(Review Ngaji Bareng bersama Cak Nun dan Kiai Kanjeng, Selasa 13 Mei 2014)
Beberapa tahun yang lalu, setelah saya mulai mengenal buah pikiran-pikiran Cak Nun melalui video-video di youtube, artikel, buku, maupun ulasan-ulasan pro-kontra terhadapnya, saya memiliki keinginan yang sangat kuat untuk bisa mengaji secara langsung kepada Cak Nun. Beberapa usaha saya antara lain dengan mendownload beberapa video pengajian Cak Nun baik di dalam pengajian Macapat Sholawat, Kenduri Cinta, atau pengajian-pengajian lainnya di beberapa tempat. Ternyata, beberapa minggu yang lalu saya hampir dibuat tak percaya dengan spanduk di depan Balai Desa Kecamatan Paranggupito yang menginformasikan ajakan dalam acara “Ngaji Bareng bersama Cak Nun dan Kiai Kanjeng” dalam rangka peringatan hari jadi Kabupaten Wonogiri ke-273.

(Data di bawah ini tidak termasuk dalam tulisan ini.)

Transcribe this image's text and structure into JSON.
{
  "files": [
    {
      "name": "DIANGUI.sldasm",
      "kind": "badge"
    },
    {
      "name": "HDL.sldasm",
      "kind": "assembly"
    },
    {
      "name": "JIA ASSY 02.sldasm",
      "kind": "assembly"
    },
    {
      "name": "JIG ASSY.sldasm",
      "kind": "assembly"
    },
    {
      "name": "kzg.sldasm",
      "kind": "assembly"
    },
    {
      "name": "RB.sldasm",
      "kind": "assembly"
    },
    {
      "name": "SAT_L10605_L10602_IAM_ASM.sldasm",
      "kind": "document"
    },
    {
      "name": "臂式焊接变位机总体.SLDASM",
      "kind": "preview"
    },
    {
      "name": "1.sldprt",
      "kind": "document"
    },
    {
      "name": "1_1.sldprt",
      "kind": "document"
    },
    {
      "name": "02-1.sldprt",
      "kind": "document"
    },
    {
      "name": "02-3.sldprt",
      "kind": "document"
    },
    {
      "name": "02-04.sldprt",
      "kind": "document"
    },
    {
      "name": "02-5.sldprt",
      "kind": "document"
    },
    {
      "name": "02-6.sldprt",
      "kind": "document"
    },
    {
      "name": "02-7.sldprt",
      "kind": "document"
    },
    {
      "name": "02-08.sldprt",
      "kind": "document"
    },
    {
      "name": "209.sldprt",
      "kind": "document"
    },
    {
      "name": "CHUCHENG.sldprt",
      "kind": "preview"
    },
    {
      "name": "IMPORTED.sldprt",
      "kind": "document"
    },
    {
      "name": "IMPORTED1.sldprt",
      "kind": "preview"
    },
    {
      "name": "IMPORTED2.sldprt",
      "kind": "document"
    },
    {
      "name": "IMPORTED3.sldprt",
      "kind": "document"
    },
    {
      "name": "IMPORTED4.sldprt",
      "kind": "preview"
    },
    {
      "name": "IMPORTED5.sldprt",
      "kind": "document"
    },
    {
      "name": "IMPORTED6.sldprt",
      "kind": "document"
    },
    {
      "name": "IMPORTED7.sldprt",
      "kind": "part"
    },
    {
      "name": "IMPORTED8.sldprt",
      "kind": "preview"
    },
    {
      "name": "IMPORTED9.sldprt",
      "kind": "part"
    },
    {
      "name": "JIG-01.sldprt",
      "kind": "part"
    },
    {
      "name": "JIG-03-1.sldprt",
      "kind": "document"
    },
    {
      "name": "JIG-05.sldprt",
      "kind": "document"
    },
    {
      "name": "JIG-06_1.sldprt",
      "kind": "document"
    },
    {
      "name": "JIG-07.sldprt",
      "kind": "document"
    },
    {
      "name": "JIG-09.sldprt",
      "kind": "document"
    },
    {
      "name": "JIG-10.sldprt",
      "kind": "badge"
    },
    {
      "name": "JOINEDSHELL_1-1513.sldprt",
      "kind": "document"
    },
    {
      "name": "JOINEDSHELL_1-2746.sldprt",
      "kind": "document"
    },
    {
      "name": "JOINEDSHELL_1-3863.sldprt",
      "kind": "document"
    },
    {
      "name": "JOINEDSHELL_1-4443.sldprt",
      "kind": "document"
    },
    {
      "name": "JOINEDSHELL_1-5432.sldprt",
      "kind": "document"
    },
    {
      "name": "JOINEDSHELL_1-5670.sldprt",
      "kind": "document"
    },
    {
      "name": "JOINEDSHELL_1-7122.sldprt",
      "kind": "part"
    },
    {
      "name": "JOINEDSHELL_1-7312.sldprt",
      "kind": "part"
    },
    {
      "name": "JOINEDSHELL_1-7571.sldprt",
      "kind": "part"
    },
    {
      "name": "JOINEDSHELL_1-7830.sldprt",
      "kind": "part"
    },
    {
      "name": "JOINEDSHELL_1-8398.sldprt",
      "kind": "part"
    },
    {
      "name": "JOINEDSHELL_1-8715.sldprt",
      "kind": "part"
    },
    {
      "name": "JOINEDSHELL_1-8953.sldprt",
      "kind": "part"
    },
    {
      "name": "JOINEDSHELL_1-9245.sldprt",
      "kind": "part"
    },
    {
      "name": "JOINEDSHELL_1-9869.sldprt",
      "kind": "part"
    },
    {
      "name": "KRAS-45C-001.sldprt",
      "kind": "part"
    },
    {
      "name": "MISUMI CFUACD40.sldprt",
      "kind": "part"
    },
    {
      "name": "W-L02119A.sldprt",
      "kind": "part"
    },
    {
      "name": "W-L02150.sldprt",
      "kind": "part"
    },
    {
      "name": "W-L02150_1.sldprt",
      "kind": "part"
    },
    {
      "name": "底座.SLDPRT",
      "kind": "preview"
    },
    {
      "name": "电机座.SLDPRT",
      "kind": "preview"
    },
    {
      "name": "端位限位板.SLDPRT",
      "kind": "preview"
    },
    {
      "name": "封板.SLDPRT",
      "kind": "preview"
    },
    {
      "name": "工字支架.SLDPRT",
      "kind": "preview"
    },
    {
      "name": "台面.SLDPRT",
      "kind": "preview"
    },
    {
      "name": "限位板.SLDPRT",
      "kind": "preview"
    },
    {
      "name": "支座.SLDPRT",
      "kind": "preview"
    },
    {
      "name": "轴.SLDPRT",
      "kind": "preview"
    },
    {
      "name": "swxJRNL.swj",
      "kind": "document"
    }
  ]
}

Tanggal 13 Mei 2014 pun tiba, saya berangkat ke Alun-alun Kabupaten Wonogiri bersama seorang teman dari desa sebelah, atau lebih tepatnya sekedar nebeng mobilnya saja bersama istri, anak dan tetangga. Sempat terbersit sedikit kekhawatiran, jangan-jangan Cak Nun di Wonogiri nanti tak akan se-mbeling biasanya, mengingat acara tersebut terkesan agak formal dan pesertanya adalah kalangan “awam”. Ternyata kekhawatiran tersebut tidak terwujud, dari awal sampai akhir, tak ada perbedaan antara gaya pengajian Cak Nun di Wonogiri dan tempat lain. Gayanya yang khas dalam memberikan kajian Islam yang sarat dengan petuah-petuah bijak, tafsir-tafsir yang cerdas, kritik-kritik yang berani namun mesra, wawasan yang luas dengan bumbu guyonan-guyonan nakal, humor sufi yang selalu bertebaran hampir di setiap pembahasan sehingga jamaah tetap betah mendengarkan tausiyah-tausiyahnya yang berbahasa Jawa. Dengan susah payah saya menulisnya pada sebuah aplikasi memo HP karena lupa membawa alat tulis. Di bawah ini saya tuliskan review beberapa point isi pengajian tersebut untuk bisa dijadikan sebagai tambahan ilmu bagi yang membutuhkan.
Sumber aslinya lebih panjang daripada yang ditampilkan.